# B1/B2 visa



## Leo the Lion 🦁 (5 mo ago)

Hi everyone !
I am new comer on this forum.
I wanna some guess or info or something on your experience base.
I have visited Saudi Arabia in 2018, Japan & Qatar in 2019,EU Paris ,Germany ,Prague Vienna in 2022.
But before all these visits I have been refused by US visit visa thrice .
Now I think I have good travel history .
Now I wanna visit USA 🇺🇸,what are chances of getting a visit visa of USA ?please guide me should I apply ?


----------



## Moulard (Feb 3, 2017)

It will depend in part on the reason why your visa was refused..

If it was refused because you "Did not establish eligibility for the visa category being applied for or overcome the presumption of being an intending immigrant" under INA section 214(b) then it is likely that evidence of changes to your circumstance, and the good travel history will help, but the three refusals will definitely mean your application will face more scrutiny than it might otherwise.
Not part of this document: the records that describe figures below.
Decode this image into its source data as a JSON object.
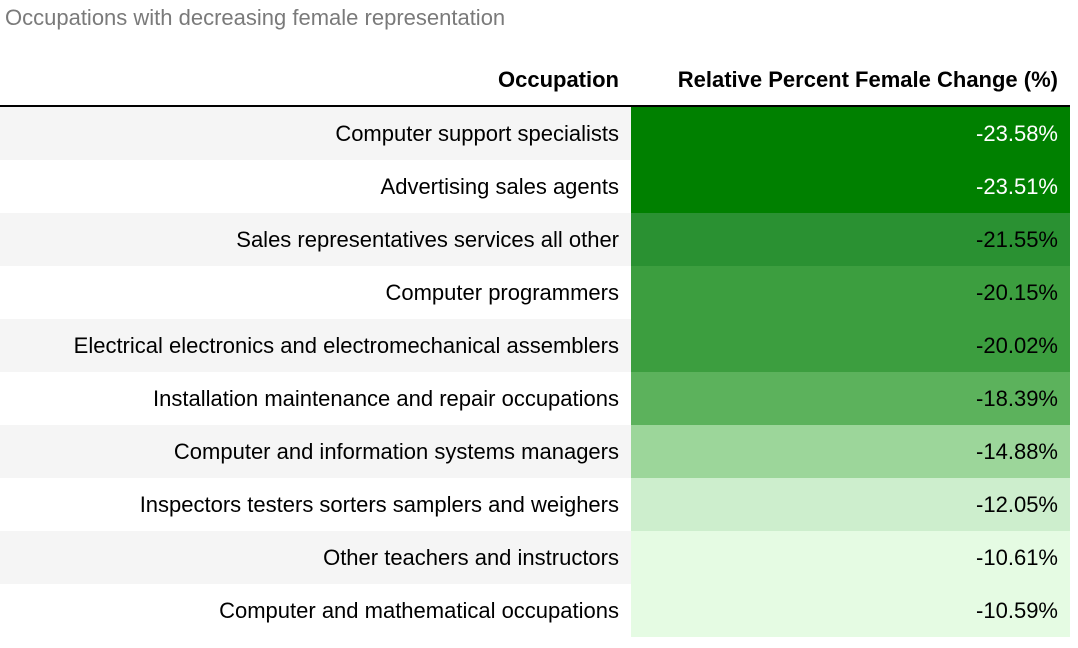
{
  "chart_data": {
    "type": "table",
    "title": "Occupations with decreasing female representation",
    "columns": [
      "Occupation",
      "Relative Percent Female Change (%)"
    ],
    "rows": [
      {
        "occupation": "Computer support specialists",
        "value": -23.58,
        "label": "-23.58%",
        "color": "#008000",
        "text_color": "#ffffff"
      },
      {
        "occupation": "Advertising sales agents",
        "value": -23.51,
        "label": "-23.51%",
        "color": "#008000",
        "text_color": "#ffffff"
      },
      {
        "occupation": "Sales representatives services all other",
        "value": -21.55,
        "label": "-21.55%",
        "color": "#2a9132",
        "text_color": "#000000"
      },
      {
        "occupation": "Computer programmers",
        "value": -20.15,
        "label": "-20.15%",
        "color": "#3c9e3f",
        "text_color": "#000000"
      },
      {
        "occupation": "Electrical electronics and electromechanical assemblers",
        "value": -20.02,
        "label": "-20.02%",
        "color": "#3c9e3f",
        "text_color": "#000000"
      },
      {
        "occupation": "Installation maintenance and repair occupations",
        "value": -18.39,
        "label": "-18.39%",
        "color": "#5cb25c",
        "text_color": "#000000"
      },
      {
        "occupation": "Computer and information systems managers",
        "value": -14.88,
        "label": "-14.88%",
        "color": "#9cd69a",
        "text_color": "#000000"
      },
      {
        "occupation": "Inspectors testers sorters samplers and weighers",
        "value": -12.05,
        "label": "-12.05%",
        "color": "#cdeecd",
        "text_color": "#000000"
      },
      {
        "occupation": "Other teachers and instructors",
        "value": -10.61,
        "label": "-10.61%",
        "color": "#e5fbe3",
        "text_color": "#000000"
      },
      {
        "occupation": "Computer and mathematical occupations",
        "value": -10.59,
        "label": "-10.59%",
        "color": "#e5fbe3",
        "text_color": "#000000"
      }
    ]
  }
}
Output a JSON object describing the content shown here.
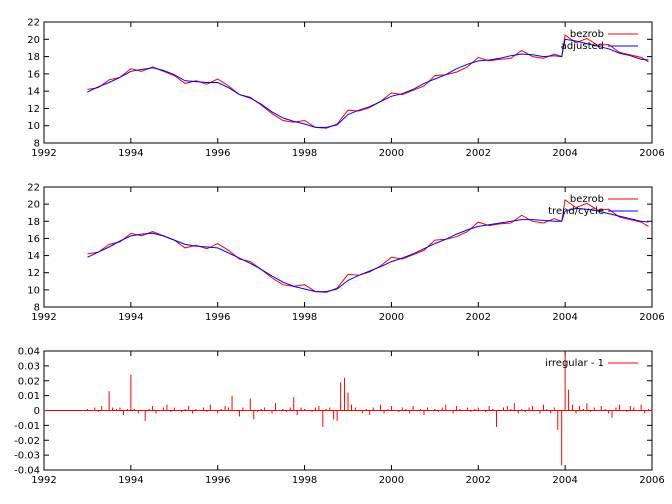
{
  "colors": {
    "red": "#ff0000",
    "blue": "#0000ff",
    "frame": "#000000"
  },
  "chart_data": [
    {
      "type": "line",
      "title": "",
      "xlabel": "",
      "ylabel": "",
      "xlim": [
        1992,
        2006
      ],
      "ylim": [
        8,
        22
      ],
      "xticks": [
        1992,
        1994,
        1996,
        1998,
        2000,
        2002,
        2004,
        2006
      ],
      "yticks": [
        8,
        10,
        12,
        14,
        16,
        18,
        20,
        22
      ],
      "grid": false,
      "legend_position": "top-right",
      "series": [
        {
          "name": "bezrob",
          "color": "#ff0000",
          "x": [
            1993.0,
            1993.25,
            1993.5,
            1993.75,
            1994.0,
            1994.25,
            1994.5,
            1994.75,
            1995.0,
            1995.25,
            1995.5,
            1995.75,
            1996.0,
            1996.25,
            1996.5,
            1996.75,
            1997.0,
            1997.25,
            1997.5,
            1997.75,
            1998.0,
            1998.25,
            1998.5,
            1998.75,
            1999.0,
            1999.25,
            1999.5,
            1999.75,
            2000.0,
            2000.25,
            2000.5,
            2000.75,
            2001.0,
            2001.25,
            2001.5,
            2001.75,
            2002.0,
            2002.25,
            2002.5,
            2002.75,
            2003.0,
            2003.25,
            2003.5,
            2003.75,
            2003.92,
            2004.0,
            2004.25,
            2004.5,
            2004.75,
            2005.0,
            2005.25,
            2005.5,
            2005.75,
            2005.92
          ],
          "values": [
            14.2,
            14.4,
            15.3,
            15.6,
            16.6,
            16.3,
            16.8,
            16.3,
            15.8,
            14.9,
            15.2,
            14.8,
            15.4,
            14.6,
            13.6,
            13.3,
            12.4,
            11.4,
            10.6,
            10.4,
            10.6,
            9.8,
            9.7,
            10.2,
            11.8,
            11.7,
            12.1,
            12.8,
            13.8,
            13.6,
            14.1,
            14.6,
            15.8,
            15.9,
            16.2,
            16.8,
            17.9,
            17.5,
            17.7,
            17.8,
            18.7,
            18.0,
            17.8,
            18.3,
            18.0,
            20.5,
            19.6,
            20.1,
            19.3,
            19.4,
            18.5,
            18.2,
            17.9,
            17.4
          ]
        },
        {
          "name": "adjusted",
          "color": "#0000ff",
          "x": [
            1993.0,
            1993.25,
            1993.5,
            1993.75,
            1994.0,
            1994.25,
            1994.5,
            1994.75,
            1995.0,
            1995.25,
            1995.5,
            1995.75,
            1996.0,
            1996.25,
            1996.5,
            1996.75,
            1997.0,
            1997.25,
            1997.5,
            1997.75,
            1998.0,
            1998.25,
            1998.5,
            1998.75,
            1999.0,
            1999.25,
            1999.5,
            1999.75,
            2000.0,
            2000.25,
            2000.5,
            2000.75,
            2001.0,
            2001.25,
            2001.5,
            2001.75,
            2002.0,
            2002.25,
            2002.5,
            2002.75,
            2003.0,
            2003.25,
            2003.5,
            2003.75,
            2003.92,
            2004.0,
            2004.25,
            2004.5,
            2004.75,
            2005.0,
            2005.25,
            2005.5,
            2005.75,
            2005.92
          ],
          "values": [
            13.9,
            14.5,
            15.0,
            15.6,
            16.3,
            16.5,
            16.7,
            16.4,
            15.9,
            15.2,
            15.1,
            15.0,
            15.0,
            14.4,
            13.6,
            13.2,
            12.5,
            11.6,
            10.9,
            10.5,
            10.2,
            9.8,
            9.8,
            10.1,
            11.3,
            11.8,
            12.2,
            12.8,
            13.4,
            13.7,
            14.2,
            14.9,
            15.4,
            15.9,
            16.6,
            17.1,
            17.5,
            17.6,
            17.8,
            18.1,
            18.3,
            18.2,
            18.0,
            18.1,
            18.0,
            20.0,
            19.8,
            19.5,
            19.2,
            18.9,
            18.4,
            18.1,
            17.7,
            17.6
          ]
        }
      ]
    },
    {
      "type": "line",
      "title": "",
      "xlabel": "",
      "ylabel": "",
      "xlim": [
        1992,
        2006
      ],
      "ylim": [
        8,
        22
      ],
      "xticks": [
        1992,
        1994,
        1996,
        1998,
        2000,
        2002,
        2004,
        2006
      ],
      "yticks": [
        8,
        10,
        12,
        14,
        16,
        18,
        20,
        22
      ],
      "grid": false,
      "legend_position": "top-right",
      "series": [
        {
          "name": "bezrob",
          "color": "#ff0000",
          "x": [
            1993.0,
            1993.25,
            1993.5,
            1993.75,
            1994.0,
            1994.25,
            1994.5,
            1994.75,
            1995.0,
            1995.25,
            1995.5,
            1995.75,
            1996.0,
            1996.25,
            1996.5,
            1996.75,
            1997.0,
            1997.25,
            1997.5,
            1997.75,
            1998.0,
            1998.25,
            1998.5,
            1998.75,
            1999.0,
            1999.25,
            1999.5,
            1999.75,
            2000.0,
            2000.25,
            2000.5,
            2000.75,
            2001.0,
            2001.25,
            2001.5,
            2001.75,
            2002.0,
            2002.25,
            2002.5,
            2002.75,
            2003.0,
            2003.25,
            2003.5,
            2003.75,
            2003.92,
            2004.0,
            2004.25,
            2004.5,
            2004.75,
            2005.0,
            2005.25,
            2005.5,
            2005.75,
            2005.92
          ],
          "values": [
            14.2,
            14.4,
            15.3,
            15.6,
            16.6,
            16.3,
            16.8,
            16.3,
            15.8,
            14.9,
            15.2,
            14.8,
            15.4,
            14.6,
            13.6,
            13.3,
            12.4,
            11.4,
            10.6,
            10.4,
            10.6,
            9.8,
            9.7,
            10.2,
            11.8,
            11.7,
            12.1,
            12.8,
            13.8,
            13.6,
            14.1,
            14.6,
            15.8,
            15.9,
            16.2,
            16.8,
            17.9,
            17.5,
            17.7,
            17.8,
            18.7,
            18.0,
            17.8,
            18.3,
            18.0,
            20.5,
            19.6,
            20.1,
            19.3,
            19.4,
            18.5,
            18.2,
            17.9,
            17.4
          ]
        },
        {
          "name": "trend/cycle",
          "color": "#0000ff",
          "x": [
            1993.0,
            1993.25,
            1993.5,
            1993.75,
            1994.0,
            1994.25,
            1994.5,
            1994.75,
            1995.0,
            1995.25,
            1995.5,
            1995.75,
            1996.0,
            1996.25,
            1996.5,
            1996.75,
            1997.0,
            1997.25,
            1997.5,
            1997.75,
            1998.0,
            1998.25,
            1998.5,
            1998.75,
            1999.0,
            1999.25,
            1999.5,
            1999.75,
            2000.0,
            2000.25,
            2000.5,
            2000.75,
            2001.0,
            2001.25,
            2001.5,
            2001.75,
            2002.0,
            2002.25,
            2002.5,
            2002.75,
            2003.0,
            2003.25,
            2003.5,
            2003.75,
            2003.92,
            2004.0,
            2004.25,
            2004.5,
            2004.75,
            2005.0,
            2005.25,
            2005.5,
            2005.75,
            2005.92
          ],
          "values": [
            13.8,
            14.4,
            15.0,
            15.7,
            16.3,
            16.5,
            16.6,
            16.3,
            15.8,
            15.3,
            15.1,
            15.0,
            14.9,
            14.3,
            13.7,
            13.1,
            12.4,
            11.6,
            10.9,
            10.4,
            10.1,
            9.8,
            9.8,
            10.1,
            11.1,
            11.7,
            12.2,
            12.7,
            13.3,
            13.7,
            14.2,
            14.8,
            15.4,
            15.9,
            16.5,
            17.0,
            17.4,
            17.6,
            17.8,
            18.0,
            18.2,
            18.2,
            18.1,
            18.0,
            18.0,
            19.2,
            19.5,
            19.4,
            19.2,
            18.9,
            18.6,
            18.3,
            18.0,
            17.9
          ]
        }
      ]
    },
    {
      "type": "bar",
      "title": "",
      "xlabel": "",
      "ylabel": "",
      "xlim": [
        1992,
        2006
      ],
      "ylim": [
        -0.04,
        0.04
      ],
      "xticks": [
        1992,
        1994,
        1996,
        1998,
        2000,
        2002,
        2004,
        2006
      ],
      "yticks": [
        -0.04,
        -0.03,
        -0.02,
        -0.01,
        0,
        0.01,
        0.02,
        0.03,
        0.04
      ],
      "ytick_labels": [
        "-0.04",
        "-0.03",
        "-0.02",
        "-0.01",
        "0",
        "0.01",
        "0.02",
        "0.03",
        "0.04"
      ],
      "grid": false,
      "legend_position": "top-right",
      "series": [
        {
          "name": "irregular - 1",
          "color": "#ff0000",
          "x": [
            1993.0,
            1993.08,
            1993.17,
            1993.25,
            1993.33,
            1993.42,
            1993.5,
            1993.58,
            1993.67,
            1993.75,
            1993.83,
            1993.92,
            1994.0,
            1994.08,
            1994.17,
            1994.25,
            1994.33,
            1994.42,
            1994.5,
            1994.58,
            1994.67,
            1994.75,
            1994.83,
            1994.92,
            1995.0,
            1995.08,
            1995.17,
            1995.25,
            1995.33,
            1995.42,
            1995.5,
            1995.58,
            1995.67,
            1995.75,
            1995.83,
            1995.92,
            1996.0,
            1996.08,
            1996.17,
            1996.25,
            1996.33,
            1996.42,
            1996.5,
            1996.58,
            1996.67,
            1996.75,
            1996.83,
            1996.92,
            1997.0,
            1997.08,
            1997.17,
            1997.25,
            1997.33,
            1997.42,
            1997.5,
            1997.58,
            1997.67,
            1997.75,
            1997.83,
            1997.92,
            1998.0,
            1998.08,
            1998.17,
            1998.25,
            1998.33,
            1998.42,
            1998.5,
            1998.58,
            1998.67,
            1998.75,
            1998.83,
            1998.92,
            1999.0,
            1999.08,
            1999.17,
            1999.25,
            1999.33,
            1999.42,
            1999.5,
            1999.58,
            1999.67,
            1999.75,
            1999.83,
            1999.92,
            2000.0,
            2000.08,
            2000.17,
            2000.25,
            2000.33,
            2000.42,
            2000.5,
            2000.58,
            2000.67,
            2000.75,
            2000.83,
            2000.92,
            2001.0,
            2001.08,
            2001.17,
            2001.25,
            2001.33,
            2001.42,
            2001.5,
            2001.58,
            2001.67,
            2001.75,
            2001.83,
            2001.92,
            2002.0,
            2002.08,
            2002.17,
            2002.25,
            2002.33,
            2002.42,
            2002.5,
            2002.58,
            2002.67,
            2002.75,
            2002.83,
            2002.92,
            2003.0,
            2003.08,
            2003.17,
            2003.25,
            2003.33,
            2003.42,
            2003.5,
            2003.58,
            2003.67,
            2003.75,
            2003.83,
            2003.92,
            2004.0,
            2004.08,
            2004.17,
            2004.25,
            2004.33,
            2004.42,
            2004.5,
            2004.58,
            2004.67,
            2004.75,
            2004.83,
            2004.92,
            2005.0,
            2005.08,
            2005.17,
            2005.25,
            2005.33,
            2005.42,
            2005.5,
            2005.58,
            2005.67,
            2005.75,
            2005.83,
            2005.92
          ],
          "values": [
            0.001,
            0.0,
            0.002,
            -0.001,
            0.003,
            0.0,
            0.013,
            0.002,
            0.001,
            0.002,
            -0.003,
            0.001,
            0.024,
            0.001,
            -0.002,
            0.0,
            -0.007,
            0.001,
            0.003,
            -0.002,
            0.0,
            0.002,
            0.004,
            -0.001,
            0.002,
            0.0,
            -0.001,
            0.001,
            0.003,
            -0.002,
            0.001,
            0.0,
            0.002,
            -0.001,
            0.004,
            0.0,
            -0.002,
            0.001,
            0.003,
            0.002,
            0.01,
            0.0,
            -0.004,
            0.002,
            0.0,
            0.008,
            -0.006,
            -0.001,
            0.001,
            0.002,
            0.0,
            -0.002,
            0.005,
            0.0,
            0.001,
            -0.001,
            0.002,
            0.009,
            -0.003,
            0.002,
            0.001,
            0.0,
            -0.001,
            0.002,
            0.003,
            -0.011,
            0.001,
            0.002,
            -0.006,
            -0.007,
            0.019,
            0.022,
            0.012,
            0.004,
            0.002,
            0.0,
            -0.002,
            0.001,
            -0.003,
            0.002,
            0.0,
            0.004,
            -0.002,
            0.001,
            0.003,
            0.0,
            -0.001,
            0.002,
            0.001,
            -0.002,
            0.003,
            0.0,
            0.001,
            -0.003,
            0.002,
            0.0,
            0.001,
            -0.001,
            0.002,
            0.004,
            0.0,
            -0.002,
            0.003,
            0.001,
            0.0,
            0.002,
            -0.001,
            0.001,
            0.002,
            0.0,
            -0.001,
            0.003,
            0.001,
            -0.011,
            0.0,
            0.002,
            0.003,
            0.001,
            0.005,
            -0.002,
            0.001,
            -0.001,
            0.002,
            0.003,
            0.0,
            -0.002,
            0.004,
            0.001,
            -0.002,
            0.002,
            -0.013,
            -0.037,
            0.038,
            0.014,
            0.004,
            -0.002,
            0.003,
            0.001,
            0.005,
            -0.001,
            0.002,
            0.0,
            0.003,
            0.001,
            -0.002,
            -0.005,
            0.002,
            0.004,
            0.0,
            -0.001,
            0.003,
            0.002,
            0.0,
            0.004,
            -0.002,
            0.001
          ]
        }
      ]
    }
  ]
}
The most common reason a visitor visa is refused is because of the presumption of immigrant intent. So you will need to be able to overcome that. Given you mention a B1/B2 I assume that you are looking for a business visa (B1/B2) not just a visitor visa (B2). Make sure that you provide details of 

The purpose of your trip,(ie business itinerary)
Your intent to depart the United States after your trip, and/or (including outbound ticket details)
Your ability to pay all costs of the trip. 
Given the history of refusals, i would include details of your travel history, and perhaps letters from employer stating that they expect you to return to work at the end of the business trip and maybe similar from friends and /or family


----------